To be fair, Dickinson Square Park isn't a utopia. It is an urban park. Too many people think they can litter, or not pick up after their dogs, and leave it to park volunteers or our summer maintenance associate to clean up. Phone calls to the police about an altercation, or kids (and sometimes teenagers or adults) abusing playground equipment, or setting off fireworks late at night, are not uncommon. Last spring, while the park underwent renovations and the lights were kept shut off at night, there was at least one mugging. There's graffiti. Some of the older kids will climb on the roof of the Parsons Building and throw things at passerby. There are spectacularly bad examples of parenting on display on a regular basis. The AstroTurf play surface in the middle of the park has proven harder to maintain than originally anticipated, with repairs complicated by the kids who are unable to resist running across it despite the caution tape put in place while the glue dries. Last month I went sprinting out of my house to stop three grade-school-age children from destroying one of the trees in the play area. (That particularly incident earned me the moniker "that crazy lady" amongst some of the park kids, according to my neighbor's son.)

But still ... I walk through Dickinson Square Park with my dog and make small talk with the other dog-owners while our pups wrestle in the grass. When we run into each other somewhere away from the park — say, at The Industry up the street — we talk like old friends, even if I know them only as "Mabel's mommy" or "Taz's daddy." I'm "Gracie's mommy," not Jill, to them.

Giving back

When we bought our Tasker Street rowhome in 2010, we didn't just buy a house. We bought shares of a community that has been more valuable to me than I'd ever imagined it would be. I've been in Philadelphia for 11 years now, have lived at eight different addresses, and with the possible exception of my freshman year dorm, where everyone kept their doors propped open unless they were studying or sleeping, I've never had anything like what I've had the last three years. And it's thanks to the park. The park is what brings everyone together. It has given me so much, that I decided, last year, that I wanted to give it something back, and so I ran for the Friends of Dickinson Square Park board and was selected as a member — which is why I felt it my duty, I guess, to run screaming at those kids when they were trying to take down the tree.

I look out my window and see literally hundreds of kids enjoying the playground, or playing soccer, and I can't help but smile. Sometimes, I want to jump on the swings with them. Then I'll really be "that crazy lady."

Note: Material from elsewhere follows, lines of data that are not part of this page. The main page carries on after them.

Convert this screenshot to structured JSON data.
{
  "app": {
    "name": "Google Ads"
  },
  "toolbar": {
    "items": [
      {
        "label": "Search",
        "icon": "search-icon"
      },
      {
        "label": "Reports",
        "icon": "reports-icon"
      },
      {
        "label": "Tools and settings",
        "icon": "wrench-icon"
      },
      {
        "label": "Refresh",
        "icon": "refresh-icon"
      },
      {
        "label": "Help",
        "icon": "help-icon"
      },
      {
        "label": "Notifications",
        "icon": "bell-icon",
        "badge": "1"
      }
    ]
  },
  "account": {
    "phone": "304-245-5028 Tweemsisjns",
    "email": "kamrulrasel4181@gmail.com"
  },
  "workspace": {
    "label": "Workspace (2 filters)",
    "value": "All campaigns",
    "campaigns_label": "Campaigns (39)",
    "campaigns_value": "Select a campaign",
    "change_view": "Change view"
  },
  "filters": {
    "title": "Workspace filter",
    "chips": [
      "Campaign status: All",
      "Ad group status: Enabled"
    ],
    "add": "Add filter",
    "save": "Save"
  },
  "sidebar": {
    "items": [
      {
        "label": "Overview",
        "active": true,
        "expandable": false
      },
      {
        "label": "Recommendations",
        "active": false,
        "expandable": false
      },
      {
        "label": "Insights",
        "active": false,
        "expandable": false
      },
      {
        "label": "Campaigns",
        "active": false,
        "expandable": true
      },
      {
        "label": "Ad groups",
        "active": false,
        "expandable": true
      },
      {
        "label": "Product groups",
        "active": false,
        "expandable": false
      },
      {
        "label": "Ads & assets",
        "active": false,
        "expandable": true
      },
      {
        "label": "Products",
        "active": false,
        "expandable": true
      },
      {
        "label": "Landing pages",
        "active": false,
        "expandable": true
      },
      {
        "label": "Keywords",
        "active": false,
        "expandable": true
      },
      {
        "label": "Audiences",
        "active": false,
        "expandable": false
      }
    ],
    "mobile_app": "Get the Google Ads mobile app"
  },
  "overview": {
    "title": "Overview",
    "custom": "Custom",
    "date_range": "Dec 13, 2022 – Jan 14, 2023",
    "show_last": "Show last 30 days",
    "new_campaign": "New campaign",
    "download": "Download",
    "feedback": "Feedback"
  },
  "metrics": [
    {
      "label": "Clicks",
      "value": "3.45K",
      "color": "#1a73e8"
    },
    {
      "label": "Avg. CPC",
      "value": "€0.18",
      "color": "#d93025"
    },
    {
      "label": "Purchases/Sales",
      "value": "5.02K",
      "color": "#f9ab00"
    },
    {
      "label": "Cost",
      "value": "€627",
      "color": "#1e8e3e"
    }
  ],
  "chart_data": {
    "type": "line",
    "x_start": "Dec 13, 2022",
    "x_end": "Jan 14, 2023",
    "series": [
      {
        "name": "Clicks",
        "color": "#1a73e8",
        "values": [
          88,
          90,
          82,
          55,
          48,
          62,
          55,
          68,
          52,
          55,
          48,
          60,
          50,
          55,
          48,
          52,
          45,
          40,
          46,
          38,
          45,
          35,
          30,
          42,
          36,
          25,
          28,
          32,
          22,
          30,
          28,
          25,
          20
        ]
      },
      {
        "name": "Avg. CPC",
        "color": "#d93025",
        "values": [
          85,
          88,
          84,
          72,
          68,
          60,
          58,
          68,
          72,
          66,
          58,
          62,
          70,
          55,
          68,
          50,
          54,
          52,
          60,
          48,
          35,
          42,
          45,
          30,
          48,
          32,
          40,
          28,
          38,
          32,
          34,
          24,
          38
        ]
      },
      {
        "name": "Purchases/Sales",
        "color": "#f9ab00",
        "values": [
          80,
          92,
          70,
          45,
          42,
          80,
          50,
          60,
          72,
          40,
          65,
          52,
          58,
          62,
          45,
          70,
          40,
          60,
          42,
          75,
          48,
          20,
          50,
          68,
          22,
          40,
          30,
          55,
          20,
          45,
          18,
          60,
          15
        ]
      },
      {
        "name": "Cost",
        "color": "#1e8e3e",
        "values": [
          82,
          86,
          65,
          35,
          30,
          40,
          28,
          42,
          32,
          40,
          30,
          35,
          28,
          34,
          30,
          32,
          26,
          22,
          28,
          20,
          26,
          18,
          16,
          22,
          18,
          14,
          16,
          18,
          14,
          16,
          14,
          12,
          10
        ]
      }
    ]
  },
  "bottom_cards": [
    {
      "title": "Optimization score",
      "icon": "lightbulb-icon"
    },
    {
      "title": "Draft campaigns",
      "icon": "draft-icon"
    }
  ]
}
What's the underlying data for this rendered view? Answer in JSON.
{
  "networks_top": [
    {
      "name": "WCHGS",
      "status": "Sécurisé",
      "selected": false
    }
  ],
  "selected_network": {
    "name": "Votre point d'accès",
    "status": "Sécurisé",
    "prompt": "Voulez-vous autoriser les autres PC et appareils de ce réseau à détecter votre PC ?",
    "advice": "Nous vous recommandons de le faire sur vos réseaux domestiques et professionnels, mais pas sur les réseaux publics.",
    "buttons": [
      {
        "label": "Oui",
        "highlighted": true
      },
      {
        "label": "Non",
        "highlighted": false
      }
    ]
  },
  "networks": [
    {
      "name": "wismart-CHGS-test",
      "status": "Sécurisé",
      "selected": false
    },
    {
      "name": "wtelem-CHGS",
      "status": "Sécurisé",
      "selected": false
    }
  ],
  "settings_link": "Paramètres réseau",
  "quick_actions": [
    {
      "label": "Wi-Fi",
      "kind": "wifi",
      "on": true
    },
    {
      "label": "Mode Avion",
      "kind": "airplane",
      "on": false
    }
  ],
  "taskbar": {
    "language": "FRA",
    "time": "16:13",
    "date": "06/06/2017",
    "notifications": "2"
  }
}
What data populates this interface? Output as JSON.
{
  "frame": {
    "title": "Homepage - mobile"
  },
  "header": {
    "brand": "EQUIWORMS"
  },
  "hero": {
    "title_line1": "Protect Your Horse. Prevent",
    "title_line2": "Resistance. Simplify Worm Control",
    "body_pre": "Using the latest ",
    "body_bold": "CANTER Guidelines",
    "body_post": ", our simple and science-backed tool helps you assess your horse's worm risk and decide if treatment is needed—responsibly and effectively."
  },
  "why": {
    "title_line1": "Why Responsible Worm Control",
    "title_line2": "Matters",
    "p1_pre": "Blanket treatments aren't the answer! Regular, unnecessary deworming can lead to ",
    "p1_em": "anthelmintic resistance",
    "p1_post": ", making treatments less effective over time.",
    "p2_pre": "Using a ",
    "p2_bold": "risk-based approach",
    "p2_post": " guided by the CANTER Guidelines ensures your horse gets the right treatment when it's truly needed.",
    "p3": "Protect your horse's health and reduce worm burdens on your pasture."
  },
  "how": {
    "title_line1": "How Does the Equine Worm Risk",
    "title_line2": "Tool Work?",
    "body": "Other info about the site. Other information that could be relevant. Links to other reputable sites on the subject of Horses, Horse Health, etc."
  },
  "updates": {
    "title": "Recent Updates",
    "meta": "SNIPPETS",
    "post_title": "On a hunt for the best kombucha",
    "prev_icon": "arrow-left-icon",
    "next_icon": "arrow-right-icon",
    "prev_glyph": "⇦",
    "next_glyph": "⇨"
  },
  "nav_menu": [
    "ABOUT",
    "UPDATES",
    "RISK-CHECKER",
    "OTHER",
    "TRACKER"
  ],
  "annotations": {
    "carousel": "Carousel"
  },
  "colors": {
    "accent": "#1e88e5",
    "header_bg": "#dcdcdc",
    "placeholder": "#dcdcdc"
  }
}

I'd been living in Philadelphia for eight years when we closed on our house. I'd been living in Philadelphia eight years before I found a place I could call home.

Jillian Ashley Blair Ivey grew up on the Mexican border and orders tacos frequently to keep her Spanish in check. She works as a strategic consultant handling media and analyst relations. She has an MFA in creative writing and loves live performance of just about every type (but often leaves angry at herself for quitting dance or piano lessons).